La responsabile della Difesa a Montesilvano incontra Alessandrini e Panichella La candidata sindaco: «Ho chiesto il suo intervento per ripristinare la legalità»
PESCARA. Sabato sera, il ministro della Difesa Elisabetta Trenta era a Montesilvano. Ma il suo arrivo non era stato reso noto. «Si è trattato di una visita riservata», hanno spiegato fonti del Movimento 5 Stelle. Ma quella breve visita è comunque servita ai candidati sindaci 5 Stelle di Pescara e Montesilvano Erika Alessandrini e Raffaele Panichella per incontrare il ministro e per segnalargli alcuni problemi. In particolare Erika Alessandrini, reduce poco prima da un confronto pubblico con gli altri candidati sindaci al cosiddetto Ferro di cavallo nel cuore di Villa del Fuoco, ha parlato ad Elisabetta Trenta dei problemi della periferia di Pescara e ha chiesto il suo aiuto «per ripristinare la legalità» nel quartiere considerato più difficile della città.
L’incontro è stato svelato dalla stessa candidata che ha fatto anche delle precisazioni in merito al dibattito con gli altri aspiranti sindaci. La cronaca di quel dibattito è stata riportata in un articolo pubblicato sul Centro di domenica scorsa, in cui si diceva che la candidata M5S «ha ammesso di non essere mai stata» al Ferro di cavallo. La stessa frase è stata riportata anche in un articolo pubblicato lunedì scorso. Alessandrini ha fatto presente che nei due articoli «sono state riportate affermazioni che non ho mai fatto. Nel mio primo intervento ho affermato che, prima di essere una consigliera comunale, non ero stata al Ferro di cavallo, come la maggior parte dei cittadini pescaresi». «Ma, a partire dal 2014, con l’elezione a consigliere comunale, ho invece iniziato puntualmente a visitare tutte le periferie della nostra città.

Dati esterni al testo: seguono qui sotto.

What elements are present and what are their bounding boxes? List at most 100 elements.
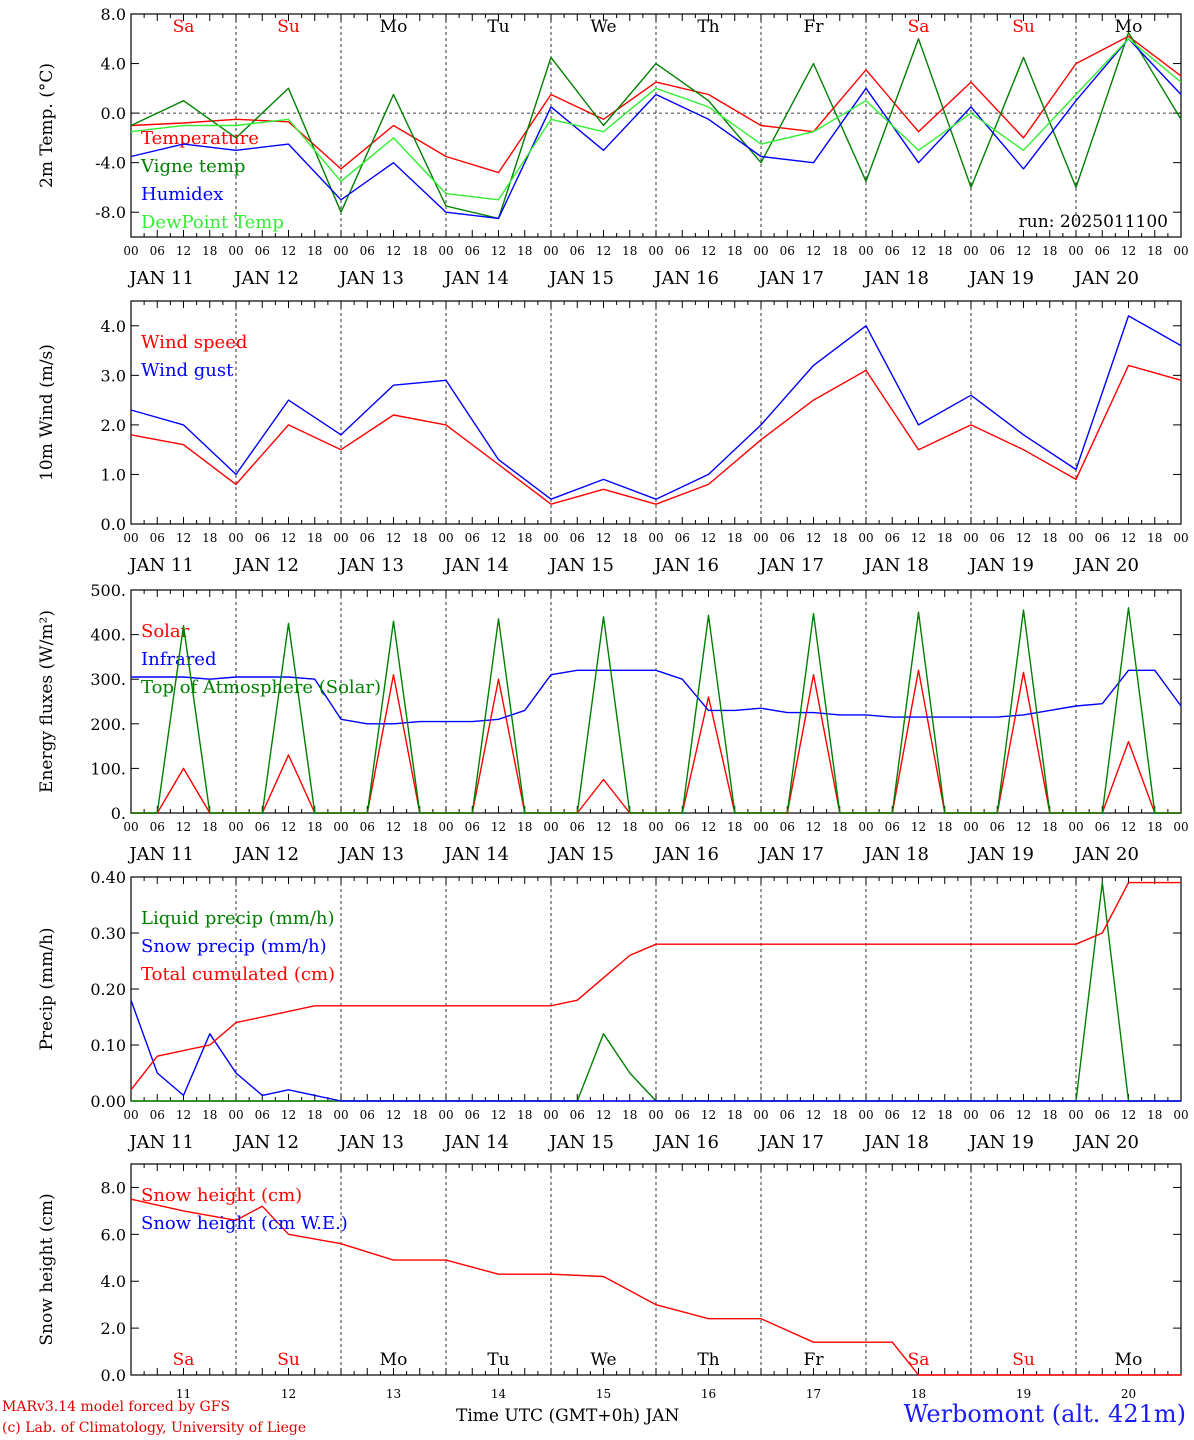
hour-label: 18 [832,820,847,834]
hour-label: 12 [596,244,611,258]
date-label: JAN 17 [757,1132,824,1153]
hour-label: 18 [937,820,952,834]
hour-label: 00 [858,1108,873,1122]
y-tick-label: 400. [90,626,126,645]
hour-label: 12 [1016,820,1031,834]
hour-label: 00 [123,244,138,258]
hour-label: 00 [438,1108,453,1122]
hour-label: 12 [281,1108,296,1122]
hour-label: 06 [465,244,480,258]
hour-label: 00 [438,531,453,545]
day-number-label: 15 [596,1387,611,1401]
hour-label: 06 [885,244,900,258]
hour-label: 12 [491,1108,506,1122]
date-label: JAN 15 [547,268,614,289]
date-label: JAN 14 [442,1132,509,1153]
weekday-label: Su [277,17,300,37]
date-label: JAN 13 [337,555,404,576]
hour-label: 06 [675,531,690,545]
hour-label: 12 [176,820,191,834]
hour-label: 12 [491,244,506,258]
hour-label: 12 [596,820,611,834]
day-number-label: 14 [491,1387,507,1401]
y-tick-label: 100. [90,759,126,778]
hour-label: 00 [1068,820,1083,834]
hour-label: 06 [360,531,375,545]
hour-label: 12 [911,1108,926,1122]
hour-label: 00 [858,820,873,834]
hour-label: 12 [386,244,401,258]
hour-label: 00 [228,244,243,258]
hour-label: 18 [727,820,742,834]
hour-label: 06 [465,1108,480,1122]
hour-label: 06 [150,531,165,545]
hour-label: 06 [990,531,1005,545]
hour-label: 18 [937,531,952,545]
hour-label: 12 [806,531,821,545]
hour-label: 00 [1068,531,1083,545]
hour-label: 06 [1095,244,1110,258]
series-line [130,31,1182,220]
hour-label: 18 [1042,244,1057,258]
hour-label: 18 [412,820,427,834]
hour-label: 18 [1042,1108,1057,1122]
hour-label: 00 [963,531,978,545]
y-axis-title: Energy fluxes (W/m²) [37,610,57,793]
hour-label: 00 [438,820,453,834]
date-label: JAN 15 [547,555,614,576]
weekday-label: Su [1012,17,1035,37]
legend-entry: Top of Atmosphere (Solar) [141,677,381,698]
y-tick-label: 3.0 [101,366,126,385]
x-axis-title: Time UTC (GMT+0h) JAN [456,1406,680,1426]
hour-label: 18 [622,531,637,545]
series-line [130,35,1182,174]
y-tick-label: 8.0 [101,5,126,24]
date-label: JAN 11 [127,844,194,865]
legend-entry: Snow precip (mm/h) [141,936,327,957]
hour-label: 00 [228,531,243,545]
date-label: JAN 14 [442,268,509,289]
date-label: JAN 12 [232,555,299,576]
hour-label: 12 [806,820,821,834]
plot-frame [130,13,1182,238]
y-tick-label: 0.00 [90,1092,126,1111]
hour-label: 00 [333,531,348,545]
date-label: JAN 19 [967,555,1034,576]
hour-label: 00 [648,244,663,258]
hour-label: 18 [1042,820,1057,834]
hour-label: 00 [1068,244,1083,258]
hour-label: 18 [412,244,427,258]
date-label: JAN 19 [967,844,1034,865]
hour-label: 12 [176,1108,191,1122]
hour-label: 00 [228,1108,243,1122]
date-label: JAN 12 [232,844,299,865]
date-label: JAN 18 [862,1132,929,1153]
hour-label: 18 [622,820,637,834]
y-axis-title: 10m Wind (m/s) [37,344,57,481]
hour-label: 12 [806,1108,821,1122]
hour-label: 00 [543,1108,558,1122]
hour-label: 18 [1147,820,1162,834]
hour-label: 06 [780,244,795,258]
hour-label: 12 [911,820,926,834]
legend-entry: Total cumulated (cm) [141,964,335,985]
hour-label: 18 [202,820,217,834]
hour-label: 06 [990,1108,1005,1122]
date-label: JAN 17 [757,844,824,865]
hour-label: 06 [255,531,270,545]
date-label: JAN 15 [547,1132,614,1153]
hour-label: 00 [543,531,558,545]
weekday-label: Sa [173,1350,195,1370]
hour-label: 06 [675,1108,690,1122]
hour-label: 18 [832,244,847,258]
legend-entry: Wind speed [141,332,247,353]
hour-label: 18 [622,244,637,258]
y-tick-label: 4.0 [101,55,126,74]
date-label: JAN 16 [652,555,719,576]
date-label: JAN 18 [862,844,929,865]
weekday-label: Mo [1115,1350,1143,1370]
hour-label: 12 [281,244,296,258]
hour-label: 06 [1095,531,1110,545]
hour-label: 06 [360,244,375,258]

In cinque anni ho visitato ripetutamente Rancitelli e, in particolare, il Ferro di cavallo».
Ma torniamo all’incontro con il ministro. «Ho chiesto ad Elisabetta Trenta», ha raccontato Alessandrini, «l’aiuto del governo per ripristinare la legalità, la giustizia, le condizioni giuste di vita per i tanti residenti onesti e desiderosi di vivere normalmente. Abbiamo bisogno di interventi sulla sicurezza, sulla socialità, sui servizi. Abbiamo bisogno delle attrezzature di quartiere e della presenza costante di tutte le istituzioni». «Noi non ci arrendiamo e non ci arrenderemo mai», ha proseguito la candidata M5S, «vogliamo che lo Stato, la Regione, il Comune vincano senza se e senza ma. Vogliamo abbattere le inferriate dei piani terra del Ferro di cavallo che proteggono gli spacciatori. Vogliamo che Pescara si riprenda ciò che le è stato sottratto dalla malavita, anche impiegando l’esercito, se fosse necessario, per presidiare gli spazi pubblici più difficili dei quartieri a rischio, dove anche le forze dell’ordine hanno difficoltà ad entrare».

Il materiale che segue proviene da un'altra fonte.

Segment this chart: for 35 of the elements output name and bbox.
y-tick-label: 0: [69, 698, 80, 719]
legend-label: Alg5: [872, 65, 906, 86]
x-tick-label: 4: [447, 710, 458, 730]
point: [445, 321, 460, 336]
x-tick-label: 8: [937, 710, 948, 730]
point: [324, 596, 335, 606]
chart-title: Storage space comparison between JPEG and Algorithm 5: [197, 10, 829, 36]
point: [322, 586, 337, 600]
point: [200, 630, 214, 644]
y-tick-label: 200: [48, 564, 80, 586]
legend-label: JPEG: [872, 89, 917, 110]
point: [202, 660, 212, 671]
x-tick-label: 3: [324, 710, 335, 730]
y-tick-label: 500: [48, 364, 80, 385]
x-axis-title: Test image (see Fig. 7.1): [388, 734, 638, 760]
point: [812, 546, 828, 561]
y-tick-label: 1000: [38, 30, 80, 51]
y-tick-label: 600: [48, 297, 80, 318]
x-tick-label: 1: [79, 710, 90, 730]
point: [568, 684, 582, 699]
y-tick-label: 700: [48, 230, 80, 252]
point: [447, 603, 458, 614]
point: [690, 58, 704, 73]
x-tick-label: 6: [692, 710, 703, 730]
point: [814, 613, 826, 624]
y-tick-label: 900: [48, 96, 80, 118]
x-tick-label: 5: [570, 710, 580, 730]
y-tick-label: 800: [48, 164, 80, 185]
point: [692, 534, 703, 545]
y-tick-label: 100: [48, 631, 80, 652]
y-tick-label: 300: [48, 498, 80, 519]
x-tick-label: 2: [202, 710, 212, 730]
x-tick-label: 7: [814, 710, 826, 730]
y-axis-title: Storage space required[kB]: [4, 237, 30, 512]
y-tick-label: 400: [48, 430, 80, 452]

Del resto, durante il confronto con gli altri candidati sindaci, Erika Alessandrini ha proposto di intervenire «drasticamente» nel Ferro di cavallo. «Dobbiamo riprenderci», ha affermato, «anche con le demolizioni quello spazio noto alle cronache nazionali e diventato simbolo di illegalità e violenza. Un luogo dove lo Stato non esiste più e la malavita detta la legge del più forte». «Ci sono case», ha osservato, «dove gli spacciatori arrestati vengono rimessi ai domiciliari in attesa di processo e dove continuano imperterriti a vendere morte a buon mercato ai figli di una città che guarda attonita e ormai quasi senza speranza».

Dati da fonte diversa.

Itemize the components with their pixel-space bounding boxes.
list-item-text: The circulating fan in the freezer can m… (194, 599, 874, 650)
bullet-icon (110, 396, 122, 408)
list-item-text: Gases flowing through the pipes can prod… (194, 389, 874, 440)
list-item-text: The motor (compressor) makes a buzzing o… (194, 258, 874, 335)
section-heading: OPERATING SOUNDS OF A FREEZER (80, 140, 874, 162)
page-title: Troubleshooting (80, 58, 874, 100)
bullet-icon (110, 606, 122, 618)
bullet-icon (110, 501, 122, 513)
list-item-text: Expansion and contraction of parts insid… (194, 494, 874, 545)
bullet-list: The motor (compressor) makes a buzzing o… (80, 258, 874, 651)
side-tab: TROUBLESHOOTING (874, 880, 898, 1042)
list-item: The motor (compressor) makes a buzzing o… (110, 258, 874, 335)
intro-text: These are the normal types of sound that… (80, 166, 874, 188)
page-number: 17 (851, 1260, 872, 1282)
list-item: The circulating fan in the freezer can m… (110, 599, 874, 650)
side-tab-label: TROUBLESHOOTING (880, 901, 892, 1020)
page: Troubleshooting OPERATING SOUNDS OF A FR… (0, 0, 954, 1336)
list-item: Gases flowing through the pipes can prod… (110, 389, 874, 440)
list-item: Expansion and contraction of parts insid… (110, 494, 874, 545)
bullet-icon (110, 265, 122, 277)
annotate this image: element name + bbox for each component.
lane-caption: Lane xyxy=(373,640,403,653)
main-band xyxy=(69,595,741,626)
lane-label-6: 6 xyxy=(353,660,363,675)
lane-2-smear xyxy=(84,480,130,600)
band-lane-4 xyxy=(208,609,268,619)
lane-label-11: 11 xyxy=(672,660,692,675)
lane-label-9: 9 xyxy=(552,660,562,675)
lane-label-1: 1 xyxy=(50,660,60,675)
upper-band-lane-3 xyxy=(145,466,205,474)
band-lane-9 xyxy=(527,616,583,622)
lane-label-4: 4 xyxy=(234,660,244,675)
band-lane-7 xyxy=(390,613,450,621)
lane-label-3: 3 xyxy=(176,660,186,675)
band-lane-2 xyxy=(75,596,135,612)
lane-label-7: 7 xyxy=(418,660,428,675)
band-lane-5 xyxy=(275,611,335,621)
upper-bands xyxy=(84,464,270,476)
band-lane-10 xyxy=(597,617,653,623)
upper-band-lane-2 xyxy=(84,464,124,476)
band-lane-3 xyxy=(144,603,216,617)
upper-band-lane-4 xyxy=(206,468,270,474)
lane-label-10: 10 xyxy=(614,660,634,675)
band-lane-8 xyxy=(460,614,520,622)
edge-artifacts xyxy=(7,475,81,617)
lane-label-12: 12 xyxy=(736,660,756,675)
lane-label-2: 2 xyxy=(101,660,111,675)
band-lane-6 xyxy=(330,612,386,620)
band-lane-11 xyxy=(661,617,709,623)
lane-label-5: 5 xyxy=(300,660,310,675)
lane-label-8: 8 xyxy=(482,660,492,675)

Alessandrini ha poi smentito la dichiarazione di un candidato consigliere che sosteneva che M5S al governo avrebbe bloccato i fondi per le periferie. «Il governo, con la manovra 2019», ha sottolineato, «ha superato lo stallo creato dal Milleproroghe, ripristinando il miliardo di euro ai 96 progetti vincitori del bando per la riqualificazione delle periferie».